A hybrid grey wolf and improved particle swarm optimization technique with Pareto knee selection for energy efficient load balancing in cloud computing
摘要
In the realm of Cloud Computing, multi-objective task scheduling aims to map tasks to virtual machines while minimizing execution time, balancing load, and reducing cost. Achieving this requires intelligent algorithms that optimize competing objectives for efficient resource use and user satisfaction. While various optimization methods have been explored over the past decade, the growing demand for cloud-based applications and energy-efficient computing calls for more adaptive strategies. This study proposes a Hybrid Grey Wolf and Improved Particle Swarm Optimization with Pareto-Knee Selection (HGWIPSO-PKS) Load Balancing scheme for energy-efficient, performance-optimized resource allocation in cloud environments. The method combines GWO’s strong global exploration with PSO’s rapid convergence and focuses on Pareto “knee” solutions to effectively balance trade-offs.
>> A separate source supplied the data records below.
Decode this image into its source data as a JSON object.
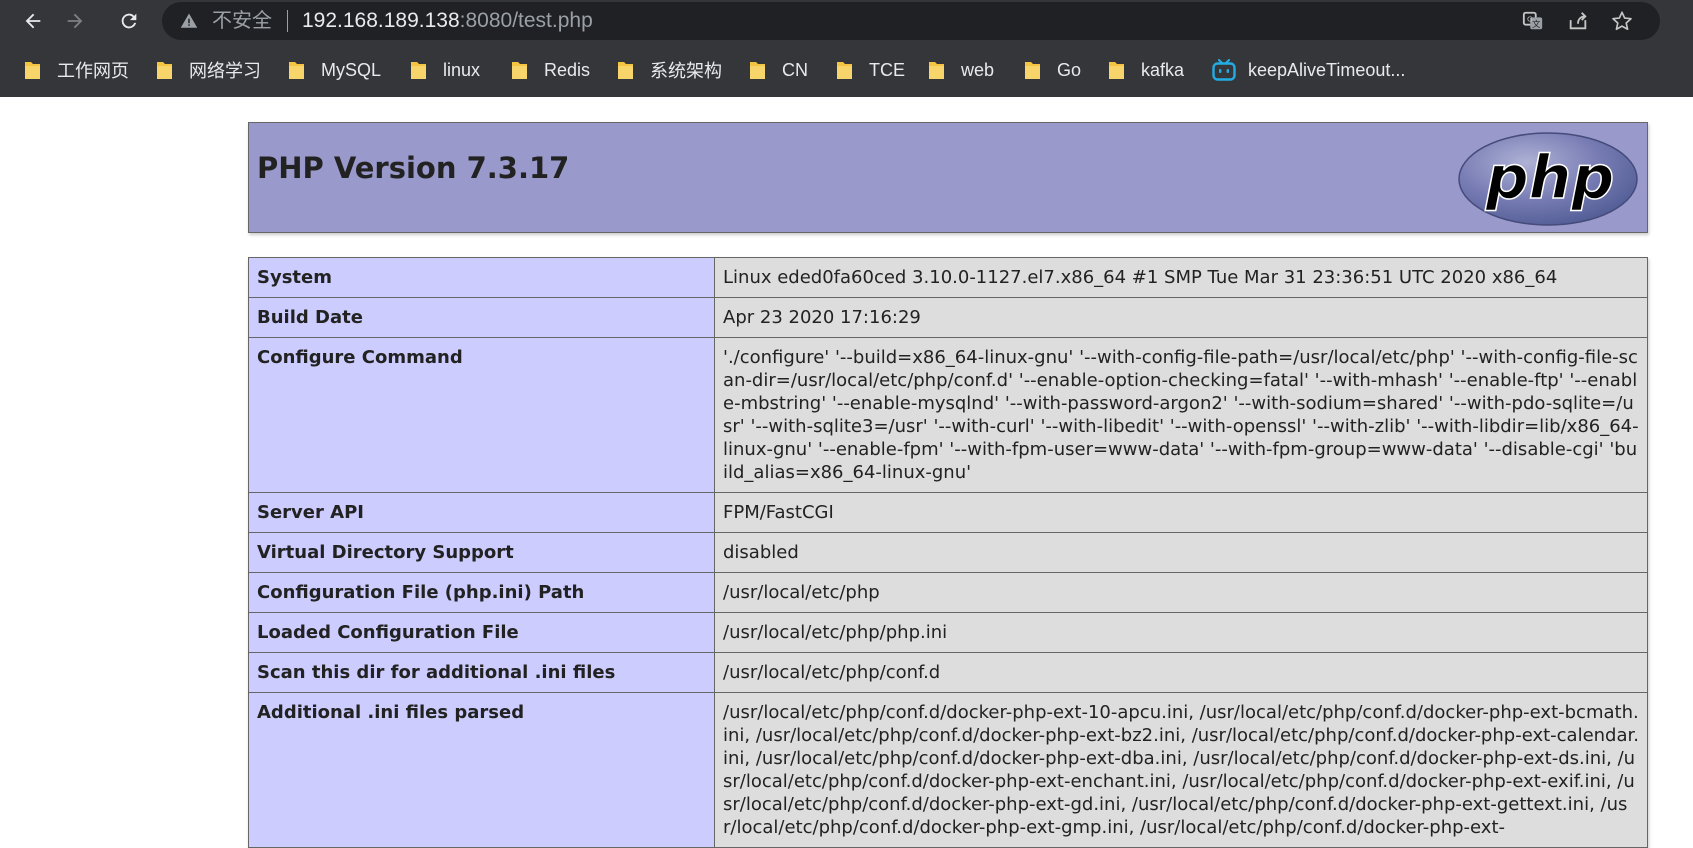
{
  "browser": {
    "insecure_label": "不安全",
    "url_host": "192.168.189.138",
    "url_rest": ":8080/test.php",
    "colors": {
      "chrome_bg": "#35363a",
      "omnibox_bg": "#202124",
      "folder": "#f5c542",
      "bilibili": "#23ade5"
    },
    "bookmarks": [
      {
        "label": "工作网页",
        "icon": "folder-icon"
      },
      {
        "label": "网络学习",
        "icon": "folder-icon"
      },
      {
        "label": "MySQL",
        "icon": "folder-icon"
      },
      {
        "label": "linux",
        "icon": "folder-icon"
      },
      {
        "label": "Redis",
        "icon": "folder-icon"
      },
      {
        "label": "系统架构",
        "icon": "folder-icon"
      },
      {
        "label": "CN",
        "icon": "folder-icon"
      },
      {
        "label": "TCE",
        "icon": "folder-icon"
      },
      {
        "label": "web",
        "icon": "folder-icon"
      },
      {
        "label": "Go",
        "icon": "folder-icon"
      },
      {
        "label": "kafka",
        "icon": "folder-icon"
      },
      {
        "label": "keepAliveTimeout...",
        "icon": "bilibili-tv-icon"
      }
    ]
  },
  "phpinfo": {
    "title": "PHP Version 7.3.17",
    "logo_text": "php",
    "colors": {
      "header": "#9999cc",
      "key_cell": "#ccccff",
      "value_cell": "#dddddd"
    },
    "rows": [
      {
        "key": "System",
        "value": "Linux eded0fa60ced 3.10.0-1127.el7.x86_64 #1 SMP Tue Mar 31 23:36:51 UTC 2020 x86_64"
      },
      {
        "key": "Build Date",
        "value": "Apr 23 2020 17:16:29"
      },
      {
        "key": "Configure Command",
        "value": "'./configure' '--build=x86_64-linux-gnu' '--with-config-file-path=/usr/local/etc/php' '--with-config-file-scan-dir=/usr/local/etc/php/conf.d' '--enable-option-checking=fatal' '--with-mhash' '--enable-ftp' '--enable-mbstring' '--enable-mysqlnd' '--with-password-argon2' '--with-sodium=shared' '--with-pdo-sqlite=/usr' '--with-sqlite3=/usr' '--with-curl' '--with-libedit' '--with-openssl' '--with-zlib' '--with-libdir=lib/x86_64-linux-gnu' '--enable-fpm' '--with-fpm-user=www-data' '--with-fpm-group=www-data' '--disable-cgi' 'build_alias=x86_64-linux-gnu'"
      },
      {
        "key": "Server API",
        "value": "FPM/FastCGI"
      },
      {
        "key": "Virtual Directory Support",
        "value": "disabled"
      },
      {
        "key": "Configuration File (php.ini) Path",
        "value": "/usr/local/etc/php"
      },
      {
        "key": "Loaded Configuration File",
        "value": "/usr/local/etc/php/php.ini"
      },
      {
        "key": "Scan this dir for additional .ini files",
        "value": "/usr/local/etc/php/conf.d"
      },
      {
        "key": "Additional .ini files parsed",
        "value": "/usr/local/etc/php/conf.d/docker-php-ext-10-apcu.ini, /usr/local/etc/php/conf.d/docker-php-ext-bcmath.ini, /usr/local/etc/php/conf.d/docker-php-ext-bz2.ini, /usr/local/etc/php/conf.d/docker-php-ext-calendar.ini, /usr/local/etc/php/conf.d/docker-php-ext-dba.ini, /usr/local/etc/php/conf.d/docker-php-ext-ds.ini, /usr/local/etc/php/conf.d/docker-php-ext-enchant.ini, /usr/local/etc/php/conf.d/docker-php-ext-exif.ini, /usr/local/etc/php/conf.d/docker-php-ext-gd.ini, /usr/local/etc/php/conf.d/docker-php-ext-gettext.ini, /usr/local/etc/php/conf.d/docker-php-ext-gmp.ini, /usr/local/etc/php/conf.d/docker-php-ext-"
      }
    ]
  }
}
It dynamically adapts to workload fluctuations, optimizing energy use and performance. Extensive CloudSim experiments across diverse virtual machine configurations and task volumes show that HGWIPSO-PKS outperforms standalone PSO, GWO, and other state-of-the-art hybrids, reducing makespan by 14.96%, imbalance by 20.0%, energy consumption by 10.88%, and execution time by 10.87%. Response, waiting, and turnaround times drop to about 7%, while throughput and resource utilization improve by 19.36% and 17.32%, respectively. Moreover, HGWIPSO-PKS achieves an average reduction of about 13% in computational cost across varying workloads, while maintaining scalability comparable to hybrid schedulers. These results highlight HGWIPSO-PKS as an effective, green-computing scheduler for dynamic cloud environments.